Wang Xiao, Zhang Yuanyuan, Ray Suhita, Jha Anupama, Fang Tangqi, Hang Shengqi, Doulatov Sergei, Noble William Stafford, Wang Sheng
Department of Genome Sciences, University of Washington, Seattle, WA, USA.
Paul G. Allen School of Computer Science and Engineering, University of Washington, Seattle, WA, 98105, USA.
bioRxiv. 2024 Dec 20:2024.12.16.628821. doi: 10.1101/2024.12.16.628821.
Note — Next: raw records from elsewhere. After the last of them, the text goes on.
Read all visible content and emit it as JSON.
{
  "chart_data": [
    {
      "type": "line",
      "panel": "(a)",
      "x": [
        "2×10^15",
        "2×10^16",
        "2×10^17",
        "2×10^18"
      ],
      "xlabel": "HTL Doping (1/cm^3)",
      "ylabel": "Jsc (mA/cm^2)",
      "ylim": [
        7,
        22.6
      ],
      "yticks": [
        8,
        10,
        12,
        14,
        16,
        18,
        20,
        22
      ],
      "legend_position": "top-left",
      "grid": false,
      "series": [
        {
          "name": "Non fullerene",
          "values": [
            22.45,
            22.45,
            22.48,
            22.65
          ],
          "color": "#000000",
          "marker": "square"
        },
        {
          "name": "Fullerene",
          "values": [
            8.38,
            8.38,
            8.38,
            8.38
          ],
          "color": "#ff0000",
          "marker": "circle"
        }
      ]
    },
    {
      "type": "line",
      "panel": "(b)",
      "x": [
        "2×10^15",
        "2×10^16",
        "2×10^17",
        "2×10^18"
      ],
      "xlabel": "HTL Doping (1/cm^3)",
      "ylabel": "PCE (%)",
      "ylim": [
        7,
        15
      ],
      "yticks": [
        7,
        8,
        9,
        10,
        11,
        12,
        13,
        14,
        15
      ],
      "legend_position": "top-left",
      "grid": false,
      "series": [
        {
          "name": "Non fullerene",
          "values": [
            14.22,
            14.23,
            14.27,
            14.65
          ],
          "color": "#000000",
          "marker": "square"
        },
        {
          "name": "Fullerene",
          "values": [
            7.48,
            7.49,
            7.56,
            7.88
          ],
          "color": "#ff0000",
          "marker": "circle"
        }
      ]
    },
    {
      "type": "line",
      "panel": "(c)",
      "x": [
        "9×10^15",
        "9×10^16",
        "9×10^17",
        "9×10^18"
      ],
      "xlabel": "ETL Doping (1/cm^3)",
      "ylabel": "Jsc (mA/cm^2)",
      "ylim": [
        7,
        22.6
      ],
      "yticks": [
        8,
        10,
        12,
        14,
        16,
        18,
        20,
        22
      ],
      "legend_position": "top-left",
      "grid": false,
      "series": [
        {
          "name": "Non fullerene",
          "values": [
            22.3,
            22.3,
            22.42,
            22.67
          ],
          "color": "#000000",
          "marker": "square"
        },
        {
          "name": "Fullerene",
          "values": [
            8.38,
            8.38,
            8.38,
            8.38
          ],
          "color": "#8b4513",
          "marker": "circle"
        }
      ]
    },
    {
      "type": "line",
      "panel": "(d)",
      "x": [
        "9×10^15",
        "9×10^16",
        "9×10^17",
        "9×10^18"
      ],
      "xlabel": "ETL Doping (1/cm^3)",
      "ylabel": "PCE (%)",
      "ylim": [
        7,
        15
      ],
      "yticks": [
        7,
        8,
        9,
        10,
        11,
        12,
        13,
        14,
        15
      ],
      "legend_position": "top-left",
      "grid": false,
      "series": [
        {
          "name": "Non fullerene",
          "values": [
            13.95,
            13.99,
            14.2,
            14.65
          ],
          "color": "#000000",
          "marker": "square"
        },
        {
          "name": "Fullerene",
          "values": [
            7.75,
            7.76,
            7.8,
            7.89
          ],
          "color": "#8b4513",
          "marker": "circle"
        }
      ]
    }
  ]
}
Nuclear DNA is organized into a compact three-dimensional (3D) structure that impacts critical cellular processes. High-throughput chromosome conformation capture (Hi-C) is the most widely used method for measuring 3D genome architecture, while linear epigenomic assays, such as ATAC-seq, DNase-seq, and ChIP-seq, are extensively employed to characterize epigenomic regulation. However, the integrative analysis of chromatin interactions and associated epigenomic regulation remains challenging due to the pairwise nature of Hi-C data, mismatched resolution between Hi-C and epigenomic assays, and inconsistencies among analysis tools. Here we propose HiCFoundation, a Hi-C-based foundation model for integrative analysis linking chromatin structure to downstream regulatory function. HiCFoundation is trained from hundreds of Hi-C assays encompassing 118 million contact matrix submatrices. The model achieves state-of-the-art performance on multiple types of 3D genome analysis, including reproducibility analysis, resolution enhancement, and loop detection. We further demonstrate the model's generalizability through genome architecture analysis of 316 species. Notably, by enhancing low-coverage experimental Hi-C data, HiCFoundation reveals genome-wide loop loss during differentiation of hematopoietic stem and progenitor cells (HSPCs) to neutrophils. Additionally, HiCFoundation is able to predict multiple types of epigenomic activity from Hi-C input and further interprets the link between Hi-C input and epigenomic output to reveal the relationship between chromatin conformation and genome function. Finally, HiCFoundation can analyze single-cell Hi-C data, shedding light on genome structure at single-cell resolution. HiCFoundation thus provides a unified, efficient, generalizable, and interpretable foundation for genome architecture, single-cell and multi-omics analysis across species, paving the path for systematically studying genome 3D architecture and its regulatory mechanisms.
核DNA被组织成一种紧凑的三维(3D)结构,这种结构会影响关键的细胞过程。高通量染色体构象捕获(Hi-C)是测量3D基因组结构最广泛使用的方法,而线性表观基因组分析,如ATAC-seq、DNase-seq和ChIP-seq,则被广泛用于表征表观基因组调控。然而,由于Hi-C数据的成对性质、Hi-C与表观基因组分析之间不匹配的分辨率以及分析工具之间的不一致性,染色质相互作用与相关表观基因组调控的综合分析仍然具有挑战性。在这里,我们提出了HiCFoundation,这是一种基于Hi-C的基础模型,用于将染色质结构与下游调控功能联系起来的综合分析。HiCFoundation是从数百个Hi-C实验中训练出来的,这些实验包含1.18亿个接触矩阵子矩阵。该模型在多种类型的3D基因组分析中取得了领先的性能,包括可重复性分析、分辨率增强和环检测。我们通过对316个物种的基因组结构分析进一步证明了该模型的通用性。值得注意的是,通过增强低覆盖度的实验性Hi-C数据,HiCFoundation揭示了造血干细胞和祖细胞(HSPCs)向中性粒细胞分化过程中全基因组范围的环丢失。此外,HiCFoundation能够从Hi-C输入预测多种类型的表观基因组活性,并进一步解释Hi-C输入与表观基因组输出之间的联系,以揭示染色质构象与基因组功能之间的关系。最后,HiCFoundation可以分析单细胞Hi-C数据,以单细胞分辨率揭示基因组结构。因此,HiCFoundation为跨物种的基因组结构、单细胞和多组学分析提供了一个统一、高效、通用且可解释的基础,为系统研究基因组3D结构及其调控机制铺平了道路。